Even if one is heartless enough not to care about prisoners and their torture in solitary, it makes no sense as a punitive or rehabilitative measure. When people leave solitary, they are always worse off whether they are in the prison population or back out in the world. They struggle with relationships, open space, authority, and other things far worse than those never placed in solitary confinement.

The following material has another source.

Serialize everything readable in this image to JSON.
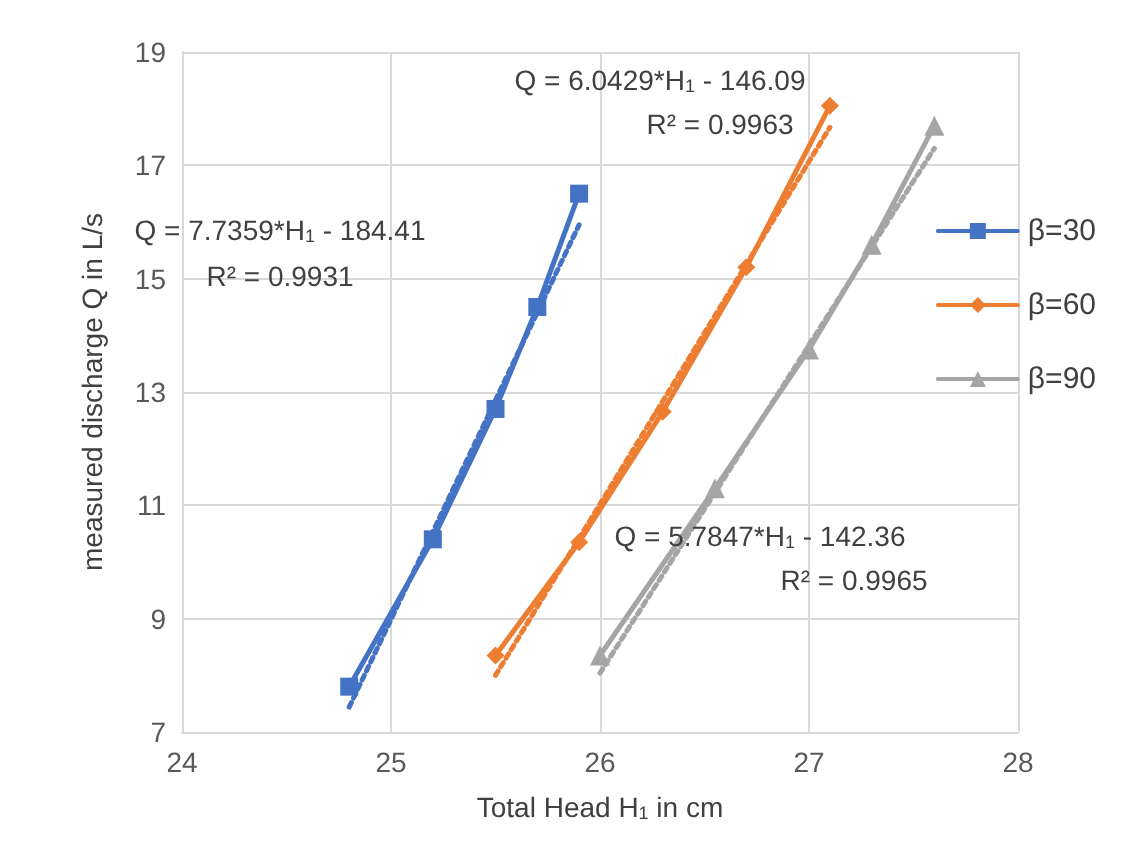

The essays in the latter part of the book range from descriptions of the researched psychological effects of solitary by outside clinicians and/or researchers, the laws in place to keep solitary confinement going, or stories of those held there as they are perceived by someone on the outside. These essays are mostly good, but I found one topic to be lacking and that was the discussion of LGBTQ prisoners in solitary confinement. Given that multiple stories told by these people existed in the first part of the book, I would have liked to see at least one essay in the latter part focused on homophobia and transphobia in prisons and why such large percentages of LGBTQ people in prisons end up in solitary without even disobeying any written rules. LGBTQ prisoners are some of the most ill treated in prisons, especially when their identities intersect with other oppression such as racism and misogyny. That is why this book gets 4 stars instead of 5.
Overall this book does a good job showing how solitary confinement is literal torture that some prisoners describe as a sentence worse than death and one essay describes as "a living death sentence." It is an important read for anyone interested in prisons and could be handed to any person who is ignorant of how prisons are hellish places that do not rehabilitate or stop future crime.